Index comes off 15% from October highs

Nifty valuation falls below five-year average

With the Nifty50 coming off about 15% from its October highs, the valuation of the index has slipped below its five-year average and is just about 3.3% premium to the ten-year average.
With the Nifty50 coming off about 15% from its October highs, the valuation of the index has slipped below its five-year average and is just about 3.3% premium to the ten-year average.

The Indian equities mirrored the global rout on Monday as investors shunned risky assets amid worries over aggressive policy tightening by the Federal Reserve in the upcoming FOMC meeting. While a COVID-19 warning from Beijing added concerns on the global growth, what stoked further fears was relentless withdrawal of foreign money.

With the Nifty50 coming off about 15% from its October highs, the valuation of the index has slipped below its five-year average and is just about 3.3% premium to the ten-year average.

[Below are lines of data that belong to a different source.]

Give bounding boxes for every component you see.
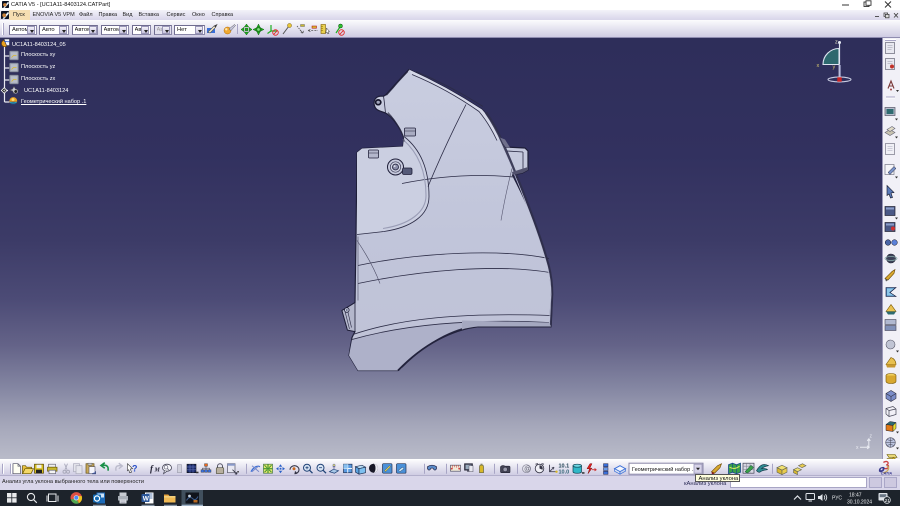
svg-text:z: z <box>835 39 838 45</box>
svg-text:18:47: 18:47 <box>849 493 862 499</box>
svg-text:x: x <box>817 63 820 69</box>
svg-text:x: x <box>856 445 859 451</box>
svg-text:M: M <box>154 467 161 473</box>
svg-text:f: f <box>150 463 154 473</box>
svg-text:30.10.2024: 30.10.2024 <box>847 500 872 506</box>
svg-text:РУС: РУС <box>832 496 842 502</box>
svg-text:z: z <box>870 433 873 439</box>
svg-text:@: @ <box>524 466 531 473</box>
svg-text:?: ? <box>132 463 138 473</box>
svg-text:Геометрический набор .1: Геометрический набор .1 <box>632 466 696 473</box>
svg-text:21: 21 <box>885 498 891 503</box>
svg-text:W: W <box>143 496 150 503</box>
svg-text:y: y <box>833 64 836 70</box>
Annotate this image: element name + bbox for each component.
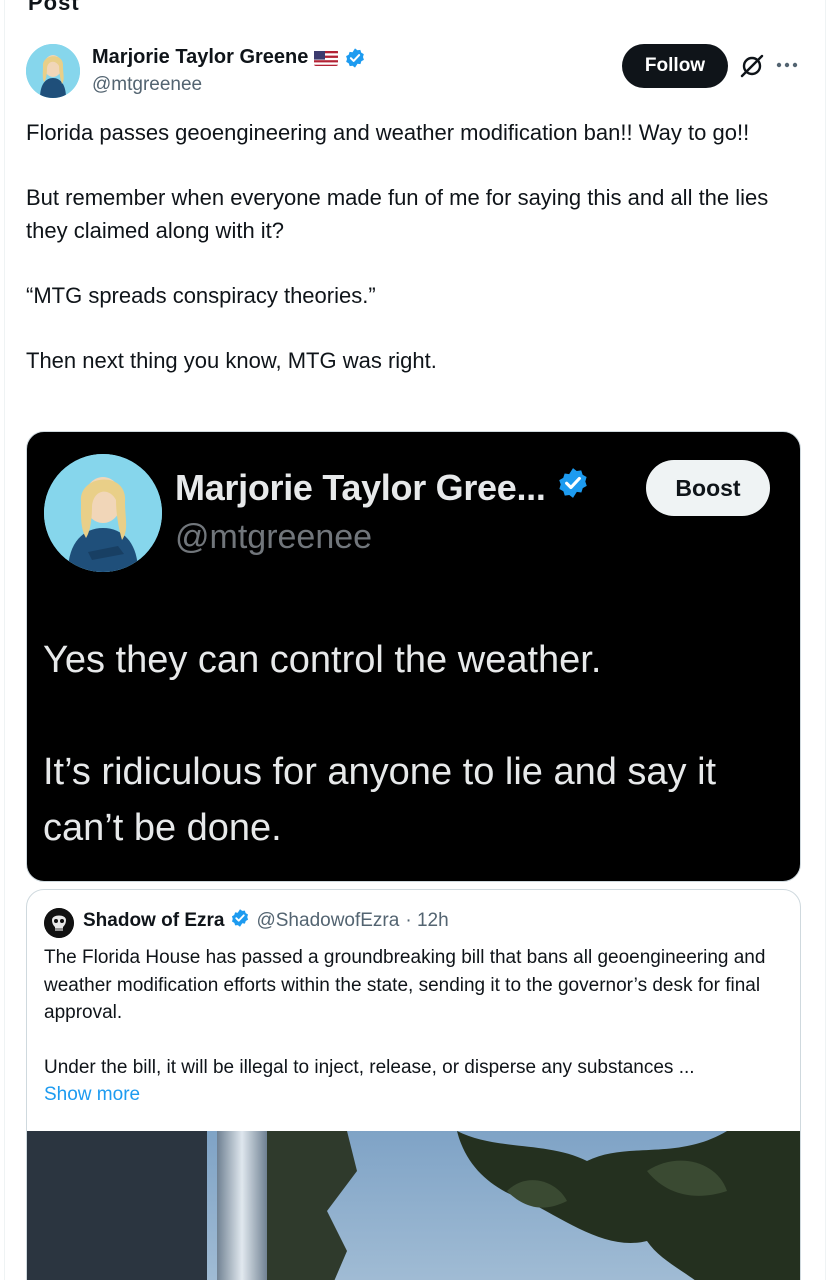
verified-badge-icon: [344, 47, 366, 69]
quote-text: The Florida House has passed a groundbre…: [44, 944, 789, 1109]
quote-author-name[interactable]: Shadow of Ezra: [83, 910, 224, 932]
embedded-text: Yes they can control the weather. It’s r…: [43, 632, 793, 856]
embedded-handle: @mtgreenee: [175, 518, 373, 556]
tweet-text: Florida passes geoengineering and weathe…: [26, 116, 806, 409]
media-photo: [27, 1131, 800, 1280]
author-handle[interactable]: @mtgreenee: [92, 74, 202, 96]
embedded-line-1: Yes they can control the weather.: [43, 639, 602, 681]
quote-header: Shadow of Ezra @ShadowofEzra · 12h: [83, 908, 449, 934]
author-avatar[interactable]: [26, 44, 80, 98]
embedded-avatar: [44, 454, 162, 572]
embedded-name-row: Marjorie Taylor Gree...: [175, 466, 590, 509]
embedded-boost-button: Boost: [646, 460, 770, 516]
embedded-image[interactable]: Marjorie Taylor Gree... @mtgreenee Boost…: [26, 431, 801, 882]
show-more-link[interactable]: Show more: [44, 1081, 789, 1109]
verified-badge-icon: [556, 466, 590, 509]
quote-paragraph: Under the bill, it will be illegal to in…: [44, 1056, 695, 1078]
verified-badge-icon: [230, 908, 250, 934]
quote-author-handle[interactable]: @ShadowofEzra: [256, 910, 399, 932]
tweet-header: Marjorie Taylor Greene @mtgreenee Follow: [26, 42, 806, 102]
author-name-row[interactable]: Marjorie Taylor Greene: [92, 46, 366, 69]
us-flag-icon: [314, 50, 339, 66]
quote-timestamp[interactable]: · 12h: [405, 910, 448, 932]
tweet-paragraph: Then next thing you know, MTG was right.: [26, 348, 437, 373]
follow-button[interactable]: Follow: [622, 44, 728, 88]
quote-tweet[interactable]: Shadow of Ezra @ShadowofEzra · 12h The F…: [26, 889, 801, 1280]
quote-avatar: [44, 908, 74, 938]
tweet-paragraph: But remember when everyone made fun of m…: [26, 185, 769, 243]
grok-icon[interactable]: [738, 52, 766, 80]
quote-paragraph: The Florida House has passed a groundbre…: [44, 947, 766, 1023]
embedded-name: Marjorie Taylor Gree...: [175, 466, 546, 508]
more-icon[interactable]: [774, 52, 800, 78]
quote-media-image[interactable]: [27, 1131, 800, 1280]
tweet-paragraph: “MTG spreads conspiracy theories.”: [26, 283, 376, 308]
tweet-paragraph: Florida passes geoengineering and weathe…: [26, 120, 750, 145]
page-header-fragment: Post: [28, 0, 80, 15]
author-name[interactable]: Marjorie Taylor Greene: [92, 46, 308, 69]
embedded-line-2: It’s ridiculous for anyone to lie and sa…: [43, 751, 717, 849]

At Monday’s close of 15,774.40 points, the Nifty50 is trading at 17.40 times of its one-year forward earnings, Bloomberg data show. That compares with the highest valuation of 22.8x commanded in October last year. The five-year average stood at 18.7x as on Monday. Among the emerging markets, Brazil’s Bovespa and Korea’s Kospi are traded at a lower valuation of 6.1x and 9.4x, respectively.

According to Kotak Institutional Equities, valuations of the Indian markets and most sectors look a lot more reasonable after the recent correction. “Valuations of most ‘growth’ stocks in the consumption sectors are still quite expensive and higher-than-longer inflation from higher domestic food and global fuel prices may lead to higher-than-expected increase in interest rates,” the domestic brokerage said in a note dated June 1.

The Sensex on Monday crashed 1,456.74 points or 2.7% to mark its biggest single-day fall since March 7. While the 30-stock index settled at 52,846.70 points, the Nifty50 ended 427.40 points or 2.6% lower at 15,774.40. Moreover, the fall in bank stocks made the Monday’s decline severe as the Bank Nifty declined over 3% to close at 33,405.85. The gauge for bank stocks has corrected nearly 19% from its October highs.

The global as well as Indian equities have witnessed a sharp correction recently amid the worries over US inflation and possible aggressive Fed policy tightening. Covid-19 warning from Beijing has also added to concerns about global growth. Investors also await consumer inflation data in India, observed Pankaj Pandey, head – research, ICICI Direct. “On the equity market outlook, while we believe volatility may remain in the near term, the recent trough gives an opportunity to long-term investors to load up on quality companies with sustainable growth visibility, said Pandey.

With Monday’s fall, the benchmarks have corrected over 9% so far in 2022.To put this in perspective, the markets haven’t yielded negative returns since 2016. Meanwhile, the market breadth remained weak for the second straight month, with an advance/decline ratio of 0.82 for so far in June. If it remains in the negative zone for rest of the month, then the two successive months of higher number of decliners will be recorded for the first since March 2020.

Foreign portfolio investors, who have been net sellers since October, have cumulatively offloaded Indian shares worth over $29 billion. In contrast, domestic institutional investors have bought shares worth $35billion during the same period.